Krupa is often credited as being the founding father of modern jazz drumming, and was instrumental in changing the basics of the drum kit with tom toms and cymbals.

No discussion of jazz drumming of any era would be complete without mentioning Buddy Rich, a technically adept drummer, perhaps the best ever, he had a unstoppable swing coupled with sense of melodic development on the kit that was staggeringly inventive.

The forties saw a major shift in how drummers would function within both a big band end especially small group jazz.

The role of the bass drum changed from keeping time, this now switched to the high hat or ride cymbal, the bass drum would drop accents or “bombs” at strategic moments in the music, while the ride cymbal would be used to color the beat.

Innovators of this new style of playing would include Kenny Clarke, Max Roach, Roy Haynes and ArtBlakey, all of whom would go onto further refine and develop their style as music moved into hard bop and beyond.

Further developments came with the young 17 year old drummer with Miles Davis’ quintet, Tony Williams, whose drive and rhythmic displacement created an exciting edge to the music.

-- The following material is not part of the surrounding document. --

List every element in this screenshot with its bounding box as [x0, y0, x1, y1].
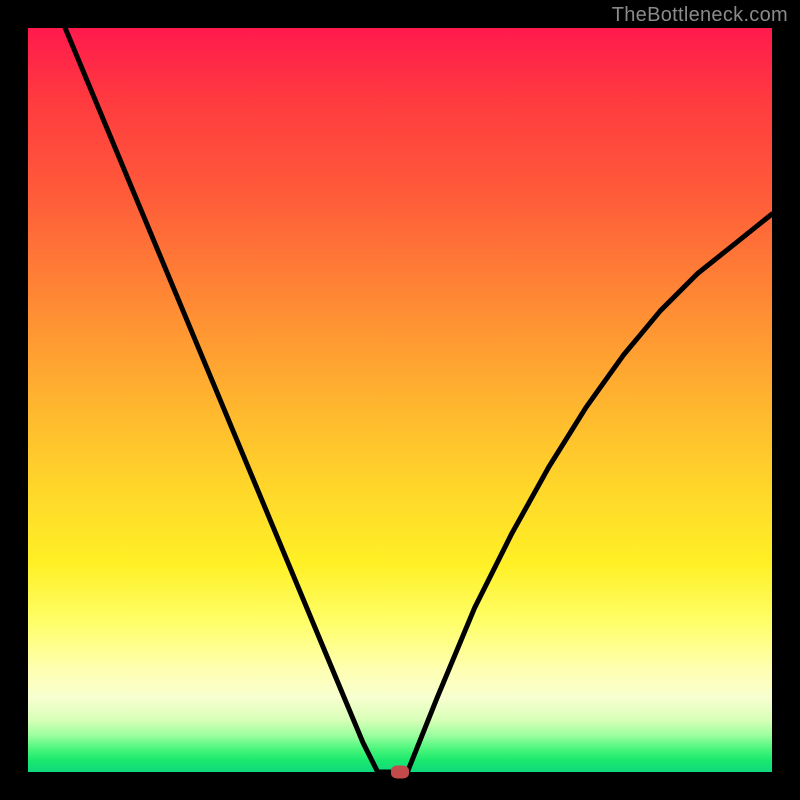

Elvin Jones brought an elaborate polyrhythmic approach to his laying that harked directly back to African drumming, and a powerful presence that took no prisoners.

Demands on drummers changed again with the rise of fusion with tight in the pocket grooves and often a back beat more familiar to rock music.

The best of the fusion drummers would accomplish this with great finesse and include Alphonse Mouzon, Eric Gravett, and Lenny White.

Keeping the music current and moving forward are drummers Terri Lyne Carrington, Dave Weckl, Manu Katché, Brian Blade and Peter Erskine.

Thanks for reading!

Hopefully this has given you some god ideas for future listening discoveries.